Mais le vainqueur pourrait bien s'appeler Jean-Louis Borloo : "on a besoin de législateurs de sa trempe pour le Grenelle de l'Environnement : voilà quelqu'un qui a divisé par 5 son empreinte carbone en deux ans, passant de 60.000 exemplaires pour son "Premier Roman" à 12.000 pour "Zeyn ou la Reconquête". Pour faire mieux, Yasmina Reza serait obligée d'embrayer sur la bio de Henri Emmanuelli mais Nico l'a déjà branchée sur Christian Clavier."

Mazarine réserve sa réponse : "si Al Gore a obtenu le Nobel de la Paix pour un reportage sur le réchauffement climatique, je peux obtenir le Nobel de Littérature pour un papier sur le réchauffement au sein de l'Assemblée Nationale". Et figurer en bonne place sur la biblio en tek géante de papa.

Bon sang ne saurait mentir.

20050929

Blogule blanc au nettoyage ethique - impeachment please, et sans DeLay

Avec la mise en accusation de Tom DeLay pour un scandale de corruption remontant aux années Gouverneur du Texas de George W. Bush, le cercle se referme autour d'un homme qui ne doit un casier judiciaire vierge qu'à la puissante gomme de son puissant papa.
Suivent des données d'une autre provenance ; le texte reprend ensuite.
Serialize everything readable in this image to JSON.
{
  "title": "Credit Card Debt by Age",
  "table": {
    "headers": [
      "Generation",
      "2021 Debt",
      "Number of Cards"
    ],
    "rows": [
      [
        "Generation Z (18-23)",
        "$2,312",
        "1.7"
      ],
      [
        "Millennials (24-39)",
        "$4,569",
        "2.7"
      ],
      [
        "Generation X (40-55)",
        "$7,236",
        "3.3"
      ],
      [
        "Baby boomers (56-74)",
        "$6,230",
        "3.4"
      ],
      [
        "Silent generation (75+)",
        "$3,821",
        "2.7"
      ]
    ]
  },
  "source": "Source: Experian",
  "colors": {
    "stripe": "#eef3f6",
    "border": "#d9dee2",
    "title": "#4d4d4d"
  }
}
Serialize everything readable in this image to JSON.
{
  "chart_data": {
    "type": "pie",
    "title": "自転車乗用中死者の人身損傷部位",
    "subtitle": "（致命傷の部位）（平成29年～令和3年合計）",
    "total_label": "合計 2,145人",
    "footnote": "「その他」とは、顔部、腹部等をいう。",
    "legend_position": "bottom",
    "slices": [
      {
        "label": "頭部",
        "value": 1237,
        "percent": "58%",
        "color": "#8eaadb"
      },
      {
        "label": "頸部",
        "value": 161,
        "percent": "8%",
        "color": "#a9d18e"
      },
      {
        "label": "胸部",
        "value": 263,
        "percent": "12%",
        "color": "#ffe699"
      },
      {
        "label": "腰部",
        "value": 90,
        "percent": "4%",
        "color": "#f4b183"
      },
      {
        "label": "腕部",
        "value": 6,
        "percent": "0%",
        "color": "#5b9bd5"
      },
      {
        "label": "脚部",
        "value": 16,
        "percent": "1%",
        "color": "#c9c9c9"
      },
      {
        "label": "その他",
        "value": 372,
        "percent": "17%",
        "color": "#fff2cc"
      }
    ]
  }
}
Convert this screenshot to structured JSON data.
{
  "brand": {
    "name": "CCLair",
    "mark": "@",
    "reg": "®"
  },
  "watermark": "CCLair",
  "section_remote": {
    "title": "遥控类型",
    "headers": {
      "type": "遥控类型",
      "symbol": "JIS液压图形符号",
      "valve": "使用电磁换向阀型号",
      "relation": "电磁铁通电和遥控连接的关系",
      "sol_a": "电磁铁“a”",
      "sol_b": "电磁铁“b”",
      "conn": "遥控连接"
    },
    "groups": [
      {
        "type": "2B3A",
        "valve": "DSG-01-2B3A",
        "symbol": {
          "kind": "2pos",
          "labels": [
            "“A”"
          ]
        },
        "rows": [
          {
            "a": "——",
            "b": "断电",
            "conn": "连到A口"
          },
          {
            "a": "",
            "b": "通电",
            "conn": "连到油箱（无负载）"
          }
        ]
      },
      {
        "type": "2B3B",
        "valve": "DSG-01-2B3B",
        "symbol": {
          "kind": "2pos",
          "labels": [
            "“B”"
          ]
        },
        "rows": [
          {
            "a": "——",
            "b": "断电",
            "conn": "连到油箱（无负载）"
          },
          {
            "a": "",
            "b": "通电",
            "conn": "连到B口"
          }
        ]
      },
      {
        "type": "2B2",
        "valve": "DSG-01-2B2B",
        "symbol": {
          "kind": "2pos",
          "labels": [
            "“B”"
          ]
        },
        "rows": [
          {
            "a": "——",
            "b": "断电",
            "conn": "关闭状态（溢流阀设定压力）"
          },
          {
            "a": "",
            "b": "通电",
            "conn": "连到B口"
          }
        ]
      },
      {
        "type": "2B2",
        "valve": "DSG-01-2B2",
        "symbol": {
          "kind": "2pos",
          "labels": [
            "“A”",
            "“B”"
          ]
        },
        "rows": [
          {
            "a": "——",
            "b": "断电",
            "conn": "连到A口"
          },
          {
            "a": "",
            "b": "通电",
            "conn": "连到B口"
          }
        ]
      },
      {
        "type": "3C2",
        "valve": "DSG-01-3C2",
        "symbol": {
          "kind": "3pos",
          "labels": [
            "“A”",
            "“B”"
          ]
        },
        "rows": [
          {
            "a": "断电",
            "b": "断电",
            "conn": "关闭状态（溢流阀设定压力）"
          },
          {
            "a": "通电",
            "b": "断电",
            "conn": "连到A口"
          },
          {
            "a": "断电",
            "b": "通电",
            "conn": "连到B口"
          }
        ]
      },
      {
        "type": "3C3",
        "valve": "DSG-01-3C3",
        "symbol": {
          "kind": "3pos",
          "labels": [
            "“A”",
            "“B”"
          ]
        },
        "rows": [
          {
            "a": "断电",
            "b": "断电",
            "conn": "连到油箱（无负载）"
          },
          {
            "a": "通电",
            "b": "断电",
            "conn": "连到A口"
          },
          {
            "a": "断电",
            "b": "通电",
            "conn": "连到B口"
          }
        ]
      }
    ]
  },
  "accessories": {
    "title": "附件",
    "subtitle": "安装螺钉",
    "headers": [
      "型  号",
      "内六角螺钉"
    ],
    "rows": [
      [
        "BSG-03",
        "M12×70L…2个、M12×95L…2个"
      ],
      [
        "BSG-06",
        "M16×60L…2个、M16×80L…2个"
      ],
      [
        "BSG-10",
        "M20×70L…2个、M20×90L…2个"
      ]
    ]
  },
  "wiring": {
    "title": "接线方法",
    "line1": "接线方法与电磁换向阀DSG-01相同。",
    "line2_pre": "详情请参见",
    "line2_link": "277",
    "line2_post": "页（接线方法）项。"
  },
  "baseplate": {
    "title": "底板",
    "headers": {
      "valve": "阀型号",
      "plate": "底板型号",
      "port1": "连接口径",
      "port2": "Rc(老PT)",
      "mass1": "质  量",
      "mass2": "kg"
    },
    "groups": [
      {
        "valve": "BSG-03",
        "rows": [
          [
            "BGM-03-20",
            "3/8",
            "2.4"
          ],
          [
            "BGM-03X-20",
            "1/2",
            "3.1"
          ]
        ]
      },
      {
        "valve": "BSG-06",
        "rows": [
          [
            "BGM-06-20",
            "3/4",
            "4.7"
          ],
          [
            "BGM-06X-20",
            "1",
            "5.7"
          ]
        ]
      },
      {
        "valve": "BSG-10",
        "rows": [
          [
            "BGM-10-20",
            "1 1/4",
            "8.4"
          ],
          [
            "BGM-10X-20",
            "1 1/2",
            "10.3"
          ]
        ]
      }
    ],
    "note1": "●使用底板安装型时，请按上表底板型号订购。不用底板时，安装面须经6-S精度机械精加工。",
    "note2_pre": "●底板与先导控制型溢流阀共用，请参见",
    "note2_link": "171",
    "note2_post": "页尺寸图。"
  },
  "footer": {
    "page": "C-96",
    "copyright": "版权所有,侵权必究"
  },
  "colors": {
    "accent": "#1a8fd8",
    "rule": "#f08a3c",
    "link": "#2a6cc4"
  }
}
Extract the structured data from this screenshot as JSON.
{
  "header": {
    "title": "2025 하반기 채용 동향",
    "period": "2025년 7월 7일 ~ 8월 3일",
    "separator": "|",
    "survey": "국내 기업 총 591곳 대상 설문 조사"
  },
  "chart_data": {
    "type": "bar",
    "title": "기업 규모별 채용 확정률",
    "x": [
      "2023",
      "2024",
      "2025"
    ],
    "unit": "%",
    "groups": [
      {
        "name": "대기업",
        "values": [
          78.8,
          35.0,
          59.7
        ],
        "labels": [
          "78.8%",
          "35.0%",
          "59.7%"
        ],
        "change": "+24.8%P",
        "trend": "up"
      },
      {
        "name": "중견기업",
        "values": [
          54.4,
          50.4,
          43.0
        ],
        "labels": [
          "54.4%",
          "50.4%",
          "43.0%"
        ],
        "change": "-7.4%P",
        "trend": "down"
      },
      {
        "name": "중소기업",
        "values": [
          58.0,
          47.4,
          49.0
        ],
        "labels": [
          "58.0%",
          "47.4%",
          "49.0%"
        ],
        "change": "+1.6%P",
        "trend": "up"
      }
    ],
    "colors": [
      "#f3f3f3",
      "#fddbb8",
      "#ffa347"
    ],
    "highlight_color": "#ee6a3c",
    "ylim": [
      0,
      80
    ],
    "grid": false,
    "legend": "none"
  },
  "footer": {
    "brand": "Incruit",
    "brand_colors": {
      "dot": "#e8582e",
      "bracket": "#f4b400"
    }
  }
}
Mais 41 ne pourra pas éternellement réparer les erreurs de 43bis*.
Désormais, aucun des aides du président n'a échappé à une mise en accusation, au feu nourri d'une commission ou (pour les plus faibles) au déshonneur de la démission. Plus que jamais, le pays est en faillite économiquement, socialement et moralement.
Un véritable samourai n'hésiterait pas une seconde : sepukku. Mais pour ce personnage amoral et sans scrupules, il n'existe qu'une issue : l'impeachment. Le plus tôt sera le mieux.

* pour ceux qui ont loupé les infos : la présidence d'Al Gore a été détournée en Novembre 2000 par GW Bush, et ce dangereux pirate de l'air a fait s'écraser le pays contre les tours jumelles de la honte et de l'infamie.